気がつけば、理由もわからぬままにドーマが振り下ろした刀を、エデンはかろうじて自慢の木製の棒で凌ぎ、体勢を立て直すべく慌てて後ろへと飛び退いたのだ。
そして……
それと同時に、突然ドーマの尖った耳に見知らぬ男の声が聞こえてくる。もちろんそれはカイルの声なのだが、その声は彼女にしか聞こえていない。彼はその声に特殊な気の力を込めてドーマの耳に直線その声を送り込んできたのだ。
「とにかく全力で前へ出ろ」
もちろんドーマにカイルの真意が分かるはずはない。しかし彼女は咄嗟に男の声に従った。今は眼の前の敵を追い詰める絶好のチャンスである。迷っている暇はないのだ。
すかさずエデンへと追い縋るドーマ。スピード勝負となれば、もちろん身体強化の魔法を駆使する彼女が有利。その距離が一気に縮まった。
そして、再びドーマの耳に男の声が聞こえた。
「今からお前の剣法を修正する。流れに逆らわず身を任せろ。そして身体で覚えろ」
不意にドーマの視線が泳ぐ。
――もしかして、これは師匠が私を導いてくれている?
そう思ったドーマが思わずエイドリアンの姿を探したのだ。
「よそ見をするな。お前は、この小僧に勝ちたいんだろう。ならば俺の言う事を聞け」
再び聞こえたのはやはり男の声。この物言い、間違ってもこの声の持ち主はエイドリアンなどではない。
だが、男の言う通り、確かに勝ちたい。いや勝たなくてはならないのだ。
そんなドーマの執念が、得体の知れない声を本能的に受け入れる。そして次々と身体を打ち抜く氷弾によって、ドーマの身体は彼女が想像すら出来ない型とリズムで動き出すのである。
「踏み込みが早い。お前のスピードなら相手が動き始めてからでも十分に間に合う。なら踏み込みをワンテンポ遅らせるんだ」
その都度聞こえてくる的確な指示は、今までギクシャクとしていたドーマの動きに流れを与えて行く。そして、その滑らかな動きから繰り出す刀は、エデンに体勢の立て直しの隙を一切与えようとはしなかった。
「今度は遅い。思考が追いつかないなら、速度で調節しろ」
的確な指示。そして、まるで身体の動きを支配するような氷弾によって、ドーマの剣法は、瞬く間に矯正されて行った。
「くそっ。急に何がどうなったってんだよ……」
突然、動きに鋭さをましたドーマの刀。その対処に追われてエデンの口からは泣き言が漏れる。舞台の端まではもう少し。これ以上後ろに下がっていては、エデンにもう後はない。
一方で、たたみ掛ける様にドーマの身体をカイルが放った氷弾が幾度となく貫いて行く。
エデンを舞台端へ追い詰めて斬り込もうとすれば、今度は氷弾が背中へと当たり、ドーマの意図とは関係なくその姿勢は前かがみになる。そして次の氷弾によって振り上げ損なった右手は、そのまま前方へと突き出す形となった。
「バカ師匠め。このままの勢いで俺を負かそうって腹じゃねえだろうな!」
セオリーを無視したトリッキーな動き。そして狙いを自在に変えるドーマの刀はそ、の瞬間瞬間にエデンのウィークポイントを的確に突いて、エデンに反撃のチャンスを一切与えなかった。
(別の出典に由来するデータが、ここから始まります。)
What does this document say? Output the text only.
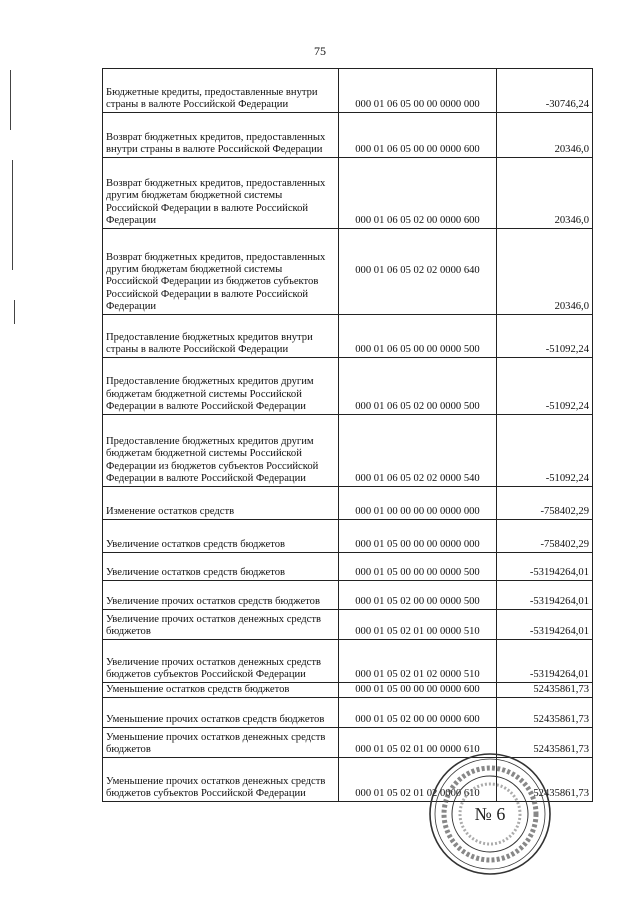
75
Бюджетные кредиты, предоставленные внутри страны в валюте Российской Федерации	000 01 06 05 00 00 0000 000	-30746,24
Возврат бюджетных кредитов, предоставленных внутри страны в валюте Российской Федерации	000 01 06 05 00 00 0000 600	20346,0
Возврат бюджетных кредитов, предоставленных другим бюджетам бюджетной системы Российской Федерации в валюте Российской Федерации	000 01 06 05 02 00 0000 600	20346,0
Возврат бюджетных кредитов, предоставленных другим бюджетам бюджетной системы Российской Федерации из бюджетов субъектов Российской Федерации в валюте Российской Федерации	000 01 06 05 02 02 0000 640	20346,0
Предоставление бюджетных кредитов внутри страны в валюте Российской Федерации	000 01 06 05 00 00 0000 500	-51092,24
Предоставление бюджетных кредитов другим бюджетам бюджетной системы Российской Федерации в валюте Российской Федерации	000 01 06 05 02 00 0000 500	-51092,24
Предоставление бюджетных кредитов другим бюджетам бюджетной системы Российской Федерации из бюджетов субъектов Российской Федерации в валюте Российской Федерации	000 01 06 05 02 02 0000 540	-51092,24
Изменение остатков средств	000 01 00 00 00 00 0000 000	-758402,29
Увеличение остатков средств бюджетов	000 01 05 00 00 00 0000 000	-758402,29
Увеличение остатков средств бюджетов	000 01 05 00 00 00 0000 500	-53194264,01
Увеличение прочих остатков средств бюджетов	000 01 05 02 00 00 0000 500	-53194264,01
Увеличение прочих остатков денежных средств бюджетов	000 01 05 02 01 00 0000 510	-53194264,01
Увеличение прочих остатков денежных средств бюджетов субъектов Российской Федерации	000 01 05 02 01 02 0000 510	-53194264,01
Уменьшение остатков средств бюджетов	000 01 05 00 00 00 0000 600	52435861,73
Уменьшение прочих остатков средств бюджетов	000 01 05 02 00 00 0000 600	52435861,73
Уменьшение прочих остатков денежных средств бюджетов	000 01 05 02 01 00 0000 610	52435861,73
Уменьшение прочих остатков денежных средств бюджетов субъектов Российской Федерации	000 01 05 02 01 02 0000 610	52435861,73
№ 6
今、まさにドーマの刀はエデンの鼻先をかすめるように突き出された。そしてその距離が僅かに足りないと見るや、今度はその標的を一転してエデンの武器へと変化させた。
いや、おそらく狙いは初めからエデンの武器のほうだったのかも知れない……。
その流れる様な動きに、エデンの対処は後手へとまわる。もちろん咄嗟に刃を受け止める羽目になった自慢の木製の棒に気の力を込める余裕などあろうはずがないのだ。
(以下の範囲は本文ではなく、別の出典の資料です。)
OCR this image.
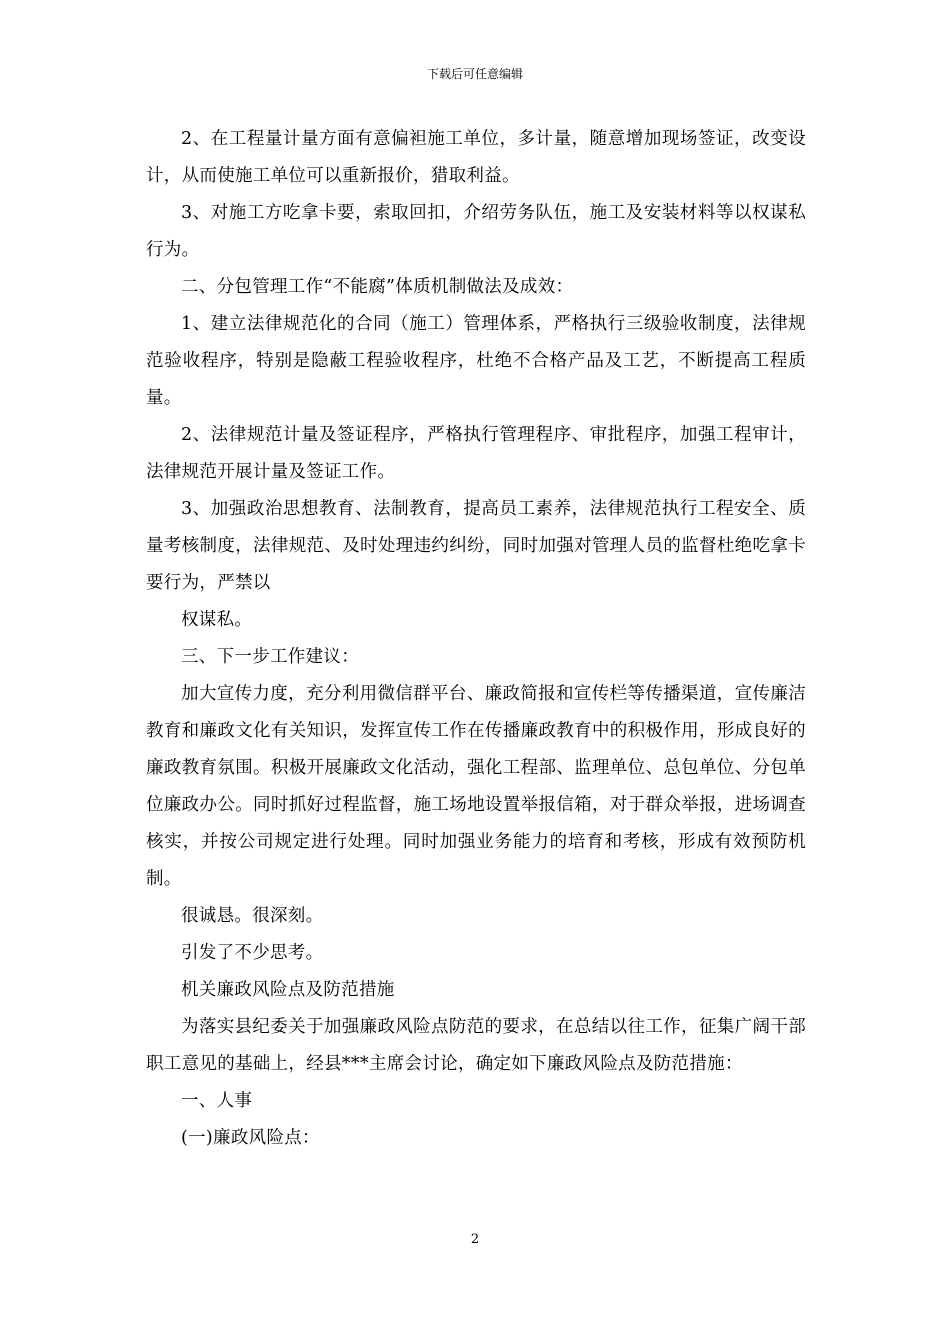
下载后可任意编辑

2、在工程量计量方面有意偏袒施工单位，多计量，随意增加现场签证，改变设计，从而使施工单位可以重新报价，猎取利益。

3、对施工方吃拿卡要，索取回扣，介绍劳务队伍，施工及安装材料等以权谋私行为。

二、分包管理工作“不能腐”体质机制做法及成效：

1、建立法律规范化的合同（施工）管理体系，严格执行三级验收制度，法律规范验收程序，特别是隐蔽工程验收程序，杜绝不合格产品及工艺，不断提高工程质量。

2、法律规范计量及签证程序，严格执行管理程序、审批程序，加强工程审计，法律规范开展计量及签证工作。

3、加强政治思想教育、法制教育，提高员工素养，法律规范执行工程安全、质量考核制度，法律规范、及时处理违约纠纷，同时加强对管理人员的监督杜绝吃拿卡要行为，严禁以

权谋私。

三、下一步工作建议：

加大宣传力度，充分利用微信群平台、廉政简报和宣传栏等传播渠道，宣传廉洁教育和廉政文化有关知识，发挥宣传工作在传播廉政教育中的积极作用，形成良好的廉政教育氛围。积极开展廉政文化活动，强化工程部、监理单位、总包单位、分包单位廉政办公。同时抓好过程监督，施工场地设置举报信箱，对于群众举报，进场调查核实，并按公司规定进行处理。同时加强业务能力的培育和考核，形成有效预防机制。

很诚恳。很深刻。

引发了不少思考。

机关廉政风险点及防范措施

为落实县纪委关于加强廉政风险点防范的要求，在总结以往工作，征集广阔干部职工意见的基础上，经县***主席会讨论，确定如下廉政风险点及防范措施：

一、人事

(一)廉政风险点：

2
エデンにはもう分かっていた。何故自分がこんなにも無様に追い詰められているのかを……。
さすがに彼も、まさか自分が使った技で自らがここまで追い詰められるとは思ってもみなかっただろう。今ドーマが使っている剣法はどう見ても『千年九剣』なのである。
見事に構築された連携技。それはエデンがドーマの刀を受け止めた時から始まっていた。彼女………いや、この場合、ドーマの動きをコントロールしていたカイルは、最初からエデンの武器を真っ二つにぶった斬る事だけを狙っていたのである。